Well, ada satu pengalaman yang kalau diingat-ingat membuat aku pengen menjedotkan kepala di pohon toge. Pengalaman atau kenangan ya? Ya, intinya membuat aku malu. Malu untuk diceritakan. Tidak pantas anak-cucu-ku mengetahui cerita ini. Buahaha. Berasa mau nikah besok aja sih aku ini.
Jujur, jari-jariku tidak kuat untuk menuliskan ini. Tapi, indahnya berbagi membuatku harus tahan malu. Hmm, ketika aku masih kecil, aku sangat cengeng. Cengeng abis. Amit-amit kalau diingat-ingat. Cengengnya nggak ketulungan. Dan satu lagi, aku sebenarnya penakut tetapi penasaran. Nah loh.
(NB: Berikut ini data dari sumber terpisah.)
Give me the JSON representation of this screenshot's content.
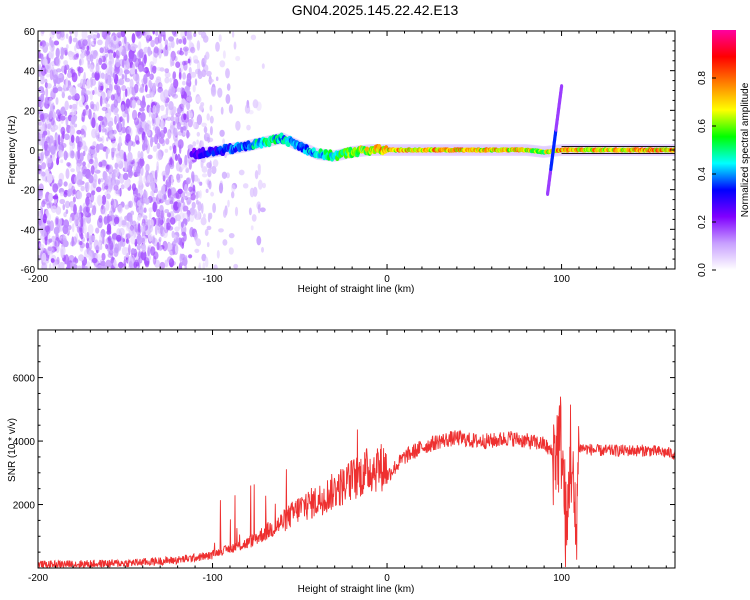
{
  "title": "GN04.2025.145.22.42.E13",
  "chart_data": [
    {
      "type": "heatmap",
      "xlabel": "Height of straight line (km)",
      "ylabel": "Frequency (Hz)",
      "xlim": [
        -200,
        165
      ],
      "ylim": [
        -60,
        60
      ],
      "xticks": [
        -200,
        -100,
        0,
        100
      ],
      "xtick_labels": [
        "-200",
        "-100",
        "0",
        "100"
      ],
      "yticks": [
        60,
        40,
        20,
        0,
        -20,
        -40,
        -60
      ],
      "ytick_labels": [
        "60",
        "40",
        "20",
        "0",
        "-20",
        "-40",
        "-60"
      ],
      "colorbar": {
        "label": "Normalized spectral amplitude",
        "range": [
          0,
          1
        ],
        "ticks": [
          0,
          0.2,
          0.4,
          0.6,
          0.8
        ],
        "tick_labels": [
          "0.0",
          "0.2",
          "0.4",
          "0.6",
          "0.8"
        ],
        "colors": [
          "#ffffff",
          "#c8a0ff",
          "#8000ff",
          "#0000ff",
          "#00ffff",
          "#00ff00",
          "#ffff00",
          "#ff8000",
          "#ff0000",
          "#ff00a0"
        ]
      },
      "band": {
        "x": [
          -112,
          -100,
          -80,
          -70,
          -60,
          -50,
          -40,
          -30,
          -20,
          -10,
          0,
          20,
          40,
          60,
          80,
          90,
          100,
          120,
          140,
          165
        ],
        "frequency": [
          -2,
          -1,
          2,
          4,
          6,
          2,
          -2,
          -3,
          -1,
          0,
          0,
          0,
          0,
          0,
          0,
          -1,
          0,
          0,
          0,
          0
        ],
        "amplitude": [
          0.3,
          0.35,
          0.45,
          0.55,
          0.5,
          0.45,
          0.5,
          0.55,
          0.65,
          0.75,
          0.8,
          0.8,
          0.8,
          0.8,
          0.75,
          0.7,
          0.85,
          0.8,
          0.8,
          0.85
        ]
      },
      "streak": {
        "x": [
          92,
          100
        ],
        "frequency": [
          -22,
          32
        ]
      }
    },
    {
      "type": "line",
      "xlabel": "Height of straight line (km)",
      "ylabel": "SNR (10 * v/v)",
      "xlim": [
        -200,
        165
      ],
      "ylim": [
        0,
        7500
      ],
      "xticks": [
        -200,
        -100,
        0,
        100
      ],
      "xtick_labels": [
        "-200",
        "-100",
        "0",
        "100"
      ],
      "yticks": [
        2000,
        4000,
        6000
      ],
      "ytick_labels": [
        "2000",
        "4000",
        "6000"
      ],
      "color": "#ee3030",
      "x": [
        -200,
        -150,
        -120,
        -100,
        -90,
        -80,
        -70,
        -60,
        -50,
        -40,
        -30,
        -20,
        -10,
        0,
        10,
        20,
        30,
        40,
        50,
        60,
        70,
        80,
        90,
        95,
        100,
        103,
        105,
        108,
        110,
        120,
        130,
        140,
        150,
        165
      ],
      "y": [
        100,
        150,
        250,
        400,
        550,
        700,
        1000,
        1300,
        1700,
        1900,
        2200,
        2500,
        2800,
        2900,
        3500,
        3800,
        4000,
        4100,
        4000,
        4000,
        4100,
        4000,
        3900,
        3600,
        4000,
        600,
        4000,
        1000,
        3800,
        3700,
        3700,
        3700,
        3700,
        3600
      ]
    }
  ]
}
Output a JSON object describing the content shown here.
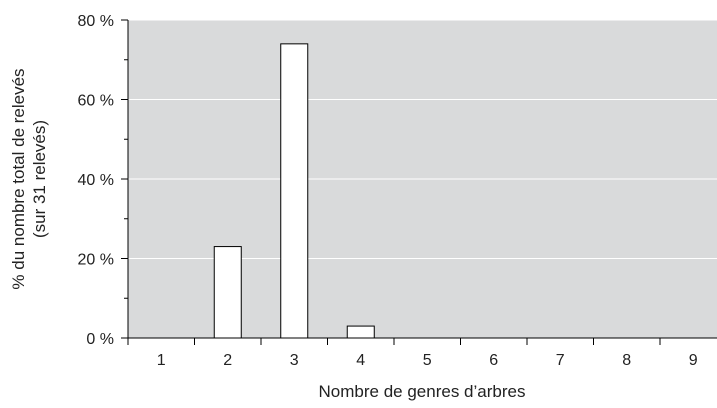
{
  "chart_data": {
    "type": "bar",
    "categories": [
      "1",
      "2",
      "3",
      "4",
      "5",
      "6",
      "7",
      "8",
      "9"
    ],
    "values": [
      0,
      23,
      74,
      3,
      0,
      0,
      0,
      0,
      0
    ],
    "ylim": [
      0,
      80
    ],
    "y_ticks": [
      0,
      20,
      40,
      60,
      80
    ],
    "y_tick_labels": [
      "0 %",
      "20 %",
      "40 %",
      "60 %",
      "80 %"
    ],
    "xlabel": "Nombre de genres d’arbres",
    "ylabel_line1": "% du nombre total de relevés",
    "ylabel_line2": "(sur 31 relevés)",
    "grid": true,
    "legend": "none",
    "colors": {
      "plot_background": "#d9dadb",
      "bar_fill": "#ffffff",
      "bar_stroke": "#000000",
      "gridline": "#ffffff",
      "axis": "#000000"
    }
  }
}
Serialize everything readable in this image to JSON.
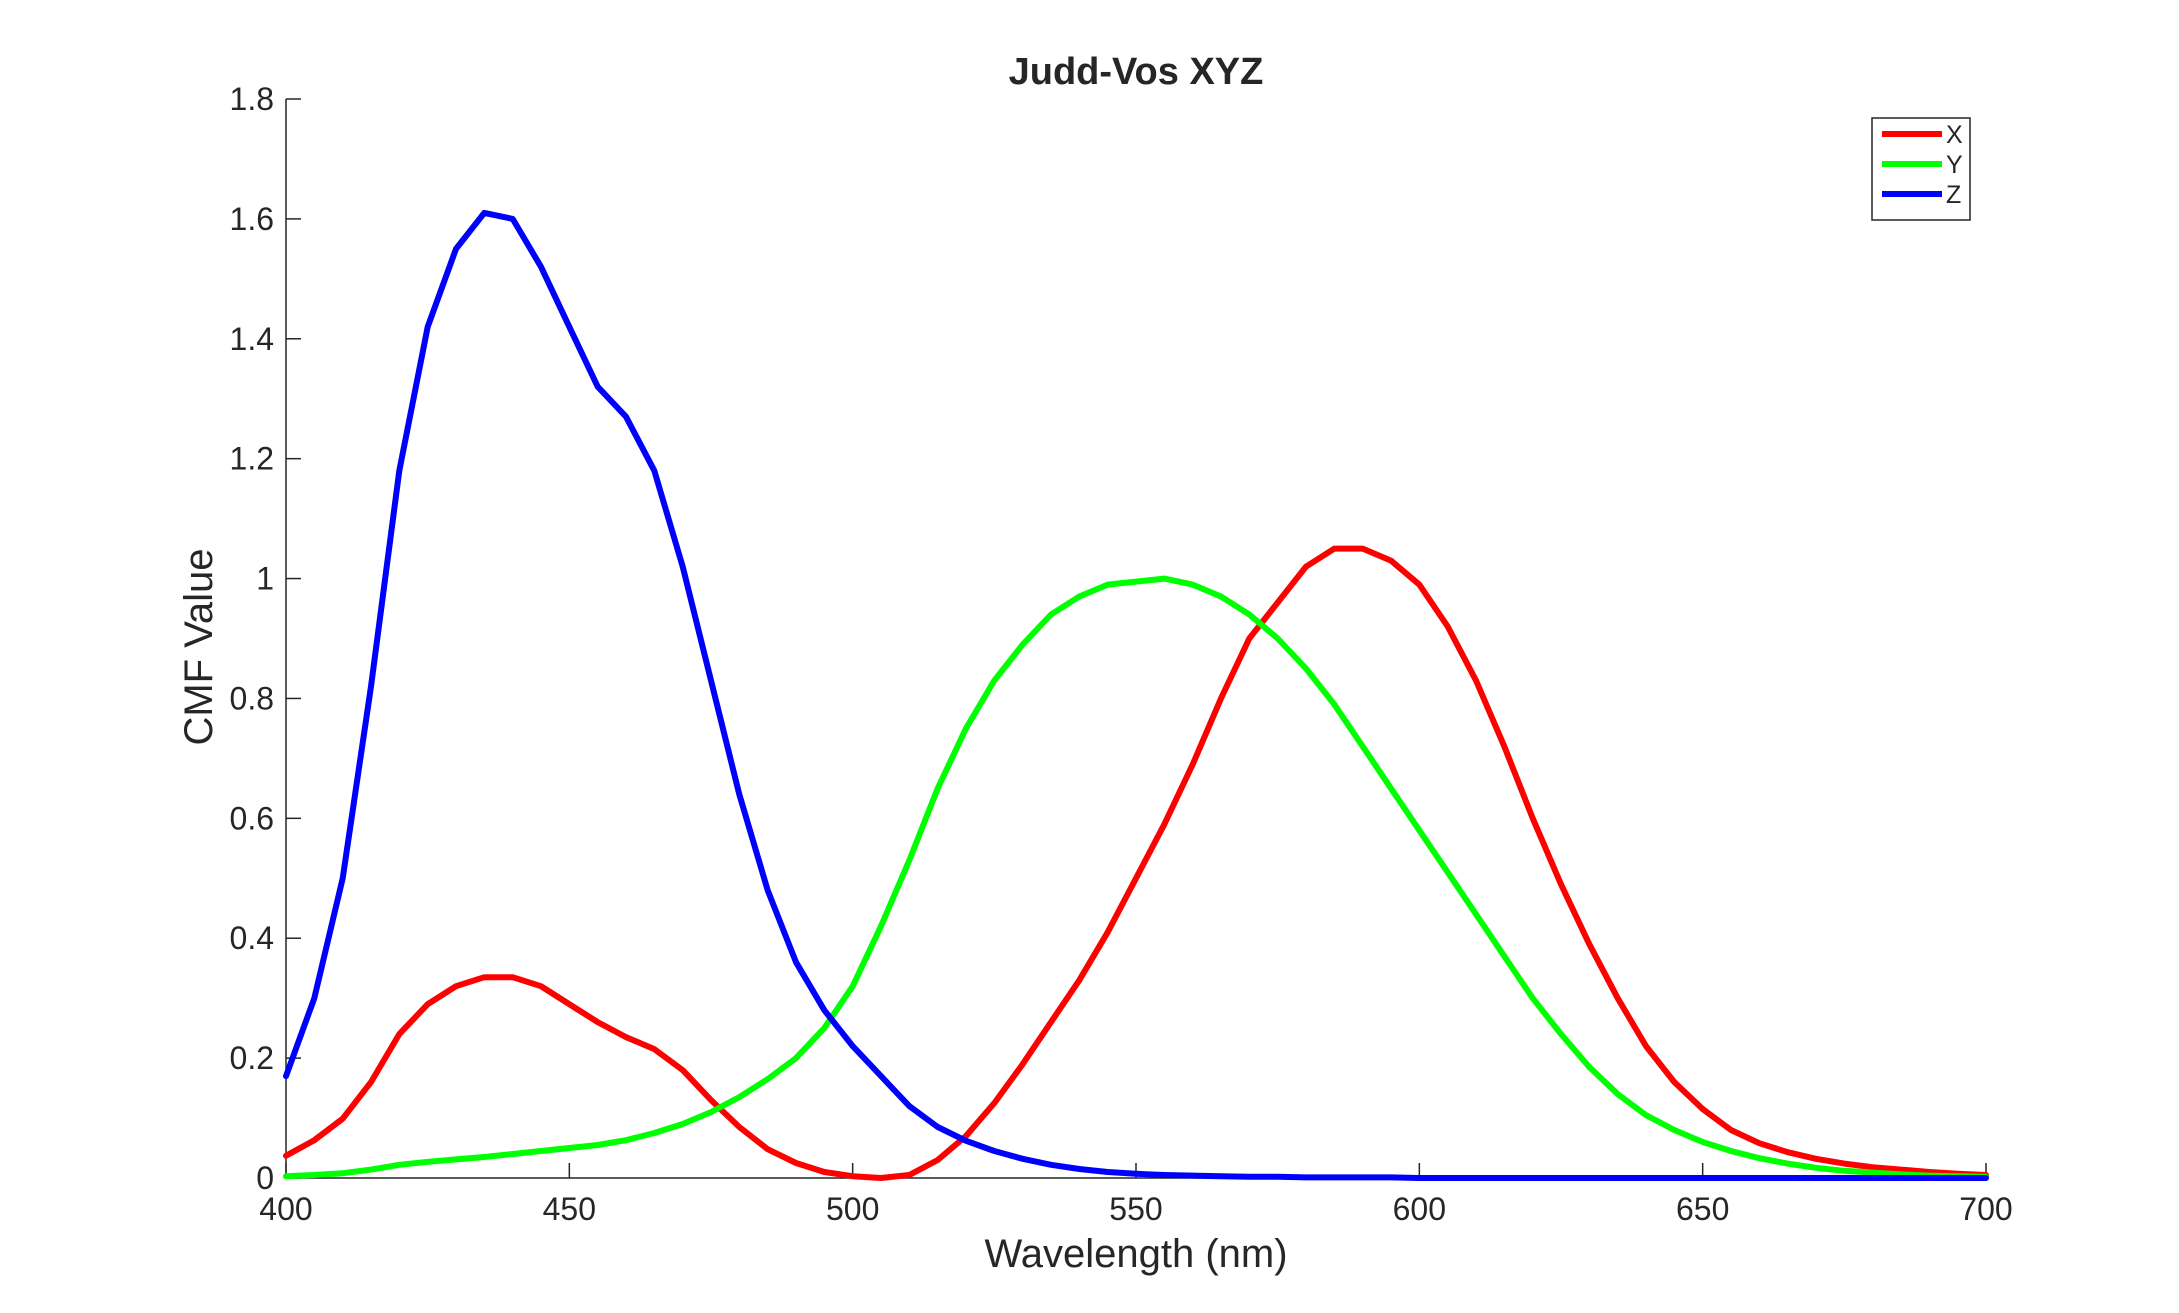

Jadi, begini awal mulanya. Aku suka main di kampung orang lain karena disana ada teman sekolahku. Rata-rata teman sekolahku main di lapangan A bukan di lapangan B. Jadi, aku ikutan kesana. Nggak jauh. Ngesot pun masih bisa dijangkau kok. Jadi, aku ikutan lomba di lapangan A. Aku sudah mendaftarkan diri lomba balap kelereng. Tahu kan? Itu loh, kita gigit  ujung sendok dan ada kelereng di ujung satunya. Ngerti nggak? Kalau aku sih nggak ngerti. Hohoho.
Okay, sambil menunggu bagianku dipanggil, aku main-main dulu dengan teman-temanku disana. Mereka jahil sama aku, sebenernya, aku juga jahil tetapi aku cengeng. Eneg banget nggak tuh? Hiks. Kami disana bermai-main alakadar-nya. Maklum, jaman dulu masih suka main tanah bukan main gadget kece seperti anak-anak jaman sekarang. Nah, tiba-tiba salah satu temanku berkata, “Yola, kamu ikut lomba balap kelereng, kan? Sudah bawa sendok dan kelereng?”
Aku hanya bengong ketika temanku berkata seperti itu karena memang tidak ada pengumuman untuk membawa peralatan perlombaan masing-masing. Mukaku cengok banget. Kelihatan tololnya. Aku sadar dan aku hanya menggeleng.
“Hayo, Yola. Kamu nggak bisa ikutan lomba,” ujarnya menakutiku.
Mampuslah! Tambah bloon saja mukaku. Aku sedikit ketakutan. Pasalnya, aku tidak punya kelereng. Bukan karena nggak bisa membeli kelereng atau tidak suka main kelereng. Kelereng-ku sudah dibuang di sumur oleh kakakku. (Baca cerita kelereng).
“Aku pinjem punyamu sih,” rengekku.
“Nggak boleh.”
“Pelit betul. Pinjem sih.”
“Nggak mau.”
Aku langsung badmood seketika. Aku balik ke rumah ketika di jalan, samar-samar aku mendengar namaku dipanggil dari pengeras suara. Sial! Aku nggak ikutan lomba dan aku sadar, ternyata aku dikerjain sama temanku supaya dia nggak ada saingannya. Lolok banget, kan? Memalukan! Cengeng-cengeng begini, aku kayak anak laki kalau ikutan lomba. Bringasan gitu. Grasak-grusuk.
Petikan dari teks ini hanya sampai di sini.